Carlos Mendoza, entraîneur des pompiers des New York Mets, après une campagne désastreuse et un investissement élevé sans retour
Les Mets de New York ont annoncé ce vendredi le limogeage de l’entraîneur Carlos Mendoza, pour tenter d’inverser le scénario d’une saison en deçà des attentes. Cette décision intervient après un premier semestre frustrant, qui a vu l’équipe de New York, avec l’une des plus grosses masses salariales de la Major League Baseball (MLB), réaliser des performances nettement inférieures aux attentes, avec 34 victoires et 47 défaites.
La direction cherche à sauver la saison malgré des performances inférieures aux attentes
Le conseil d’administration des Mets de New York a statué, vendredi 26 juin 2026, du limogeage de leur entraîneur. Andy Green, qui était vice-président senior du développement du baseball du club, a été rapidement nommé pour prendre la relève en tant qu’entraîneur-chef par intérim. Ce changement reflète l’urgence de la franchise à changer la direction de la campagne en cours, qui enregistre déjà plus de défaites que de victoires.
La chute inattendue d’un casting millionnaire
Le licenciement de Carlos Mendoza équivaut à un aveu d’échec de la part des dirigeants des Mets, d’autant plus qu’il était le choix personnel de David Stearns, président des opérations baseball. La masse salariale de l’équipe atteint le chiffre impressionnant de 370 millions de dollars américains, juste derrière les Dodgers de Los Angeles dans la MLB. Cependant, les performances sur le terrain ne sont pas à la hauteur du volume des investissements, un contraste qui pèse lourdement sur l’organisation et ses partisans, qui s’attendaient à ce qu’une équipe participe aux séries éliminatoires conformément à l’objectif fixé par le propriétaire Steve Cohen.

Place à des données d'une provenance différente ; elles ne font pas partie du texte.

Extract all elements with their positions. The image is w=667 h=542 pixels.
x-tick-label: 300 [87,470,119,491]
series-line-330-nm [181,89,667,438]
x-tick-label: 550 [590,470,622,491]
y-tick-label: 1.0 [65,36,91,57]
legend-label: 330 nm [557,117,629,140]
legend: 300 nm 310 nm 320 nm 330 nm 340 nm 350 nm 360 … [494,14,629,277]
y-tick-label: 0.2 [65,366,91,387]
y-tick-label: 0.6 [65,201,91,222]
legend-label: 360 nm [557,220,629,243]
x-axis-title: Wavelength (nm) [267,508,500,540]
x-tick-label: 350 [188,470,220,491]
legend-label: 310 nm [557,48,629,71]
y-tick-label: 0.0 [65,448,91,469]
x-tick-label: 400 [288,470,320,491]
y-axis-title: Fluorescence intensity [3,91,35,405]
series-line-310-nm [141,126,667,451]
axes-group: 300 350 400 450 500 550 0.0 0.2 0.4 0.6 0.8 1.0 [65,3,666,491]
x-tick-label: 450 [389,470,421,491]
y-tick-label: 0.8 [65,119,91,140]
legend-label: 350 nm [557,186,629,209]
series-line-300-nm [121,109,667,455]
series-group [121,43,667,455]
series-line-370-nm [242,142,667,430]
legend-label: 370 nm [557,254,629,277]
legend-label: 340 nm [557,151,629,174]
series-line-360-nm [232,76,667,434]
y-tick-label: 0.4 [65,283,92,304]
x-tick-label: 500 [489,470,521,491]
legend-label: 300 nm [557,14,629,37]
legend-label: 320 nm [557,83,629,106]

Les multiples raisons de cette décision drastique
La période d’avril a marqué un moment critique pour l’équipe, qui a connu une série de 12 défaites consécutives, égalant le pire bilan depuis 2002 et le plus long mois d’ouverture de la saison depuis 1962, année de création du club. En plus du terrible bilan, l’offensive des Mets se classe parmi les dernières dans pratiquement toutes les catégories statistiques importantes de la ligue. La rotation des lanceurs s’est également avérée être une préoccupation majeure, avec quelques ajouts importants, comme Freddy Peralta, incapables de combler les lacunes.

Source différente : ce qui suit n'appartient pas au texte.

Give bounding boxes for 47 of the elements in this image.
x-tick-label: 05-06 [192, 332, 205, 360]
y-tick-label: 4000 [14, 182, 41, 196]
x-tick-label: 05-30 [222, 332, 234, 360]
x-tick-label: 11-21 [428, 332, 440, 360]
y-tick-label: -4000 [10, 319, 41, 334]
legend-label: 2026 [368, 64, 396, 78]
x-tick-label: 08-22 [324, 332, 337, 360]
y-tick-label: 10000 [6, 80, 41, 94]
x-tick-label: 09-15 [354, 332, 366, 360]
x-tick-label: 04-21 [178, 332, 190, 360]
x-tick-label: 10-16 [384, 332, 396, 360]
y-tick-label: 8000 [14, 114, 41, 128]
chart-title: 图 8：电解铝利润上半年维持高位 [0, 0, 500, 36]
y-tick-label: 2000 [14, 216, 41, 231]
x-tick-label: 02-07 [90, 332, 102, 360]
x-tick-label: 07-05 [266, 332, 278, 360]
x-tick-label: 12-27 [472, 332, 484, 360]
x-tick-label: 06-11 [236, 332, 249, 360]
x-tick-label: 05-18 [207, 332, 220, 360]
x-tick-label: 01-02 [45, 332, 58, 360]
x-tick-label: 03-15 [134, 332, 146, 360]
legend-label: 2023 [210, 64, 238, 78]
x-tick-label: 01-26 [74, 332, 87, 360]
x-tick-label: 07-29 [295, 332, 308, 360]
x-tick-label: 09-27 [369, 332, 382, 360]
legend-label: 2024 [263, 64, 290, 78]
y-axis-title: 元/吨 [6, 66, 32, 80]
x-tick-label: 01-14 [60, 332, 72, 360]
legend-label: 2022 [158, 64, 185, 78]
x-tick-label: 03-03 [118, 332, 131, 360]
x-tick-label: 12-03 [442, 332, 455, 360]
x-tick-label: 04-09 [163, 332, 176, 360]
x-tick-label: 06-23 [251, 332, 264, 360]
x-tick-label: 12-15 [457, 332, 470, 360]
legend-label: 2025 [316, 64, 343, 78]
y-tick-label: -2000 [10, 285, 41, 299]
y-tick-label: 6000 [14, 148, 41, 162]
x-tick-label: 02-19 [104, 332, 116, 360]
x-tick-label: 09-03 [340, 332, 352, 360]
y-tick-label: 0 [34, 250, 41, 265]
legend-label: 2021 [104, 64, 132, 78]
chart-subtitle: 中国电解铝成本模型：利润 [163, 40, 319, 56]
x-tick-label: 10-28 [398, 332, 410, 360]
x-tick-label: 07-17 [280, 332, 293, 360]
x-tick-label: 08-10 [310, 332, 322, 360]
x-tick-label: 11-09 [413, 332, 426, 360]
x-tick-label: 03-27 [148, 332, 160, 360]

Changements de casting et impact des blessures
Les Mets ont cherché à revigorer l’équipe avant le début de la saison, en promouvant la moitié de l’effectif avec de nouvelles acquisitions comme Bo Bichette et Marcus Semien, tout en libérant d’anciens joueurs de base comme Pete Alonso et Brandon Nimmo. Cependant, l’adaptation des nouveaux athlètes ne s’est pas déroulée comme prévu. La situation a été aggravée par les blessures de joueurs clés comme Juan Soto et Francisco Lindor, qui n’ont été sur le terrain ensemble que pendant une semaine complète.
Andy Green assume la direction intérimaire de l’équipe
Avec le départ de Mendoza, Andy Green prend le relais avec la tâche de stabiliser l’équipe. Avant sa promotion, Green a joué un rôle stratégique dans le développement de la franchise de baseball. Il a déjà une expérience en tant qu’entraîneur dans la MLB, ayant dirigé les Padres de San Diego entre 2016 et 2019. Son arrivée représente une nouvelle tentative des Mets de trouver une formule gagnante, l’équipe ayant épuisé ses options de changements majeurs dans l’effectif et le personnel d’entraîneurs.
Trajectoire de hauts et de bas dans la gestion de Carlos Mendoza
Au cours de ses deux saisons et demie, Carlos Mendoza a enregistré un bilan total de 206 victoires et 198 défaites. Il a succédé à Buck Showalter et son mandat a été marqué par les extrêmes : après un début d’année 2024 difficile, les Mets se sont redressés et ont atteint les National League Championship Series. Cependant, en 2025, l’équipe a connu un début prometteur, mais a fini par s’effondrer et rater une place en séries éliminatoires lors de la dernière journée de la saison régulière, même après la signature de Juan Soto. Le manque de régularité en 2026, avec les performances actuelles, a scellé leur sort.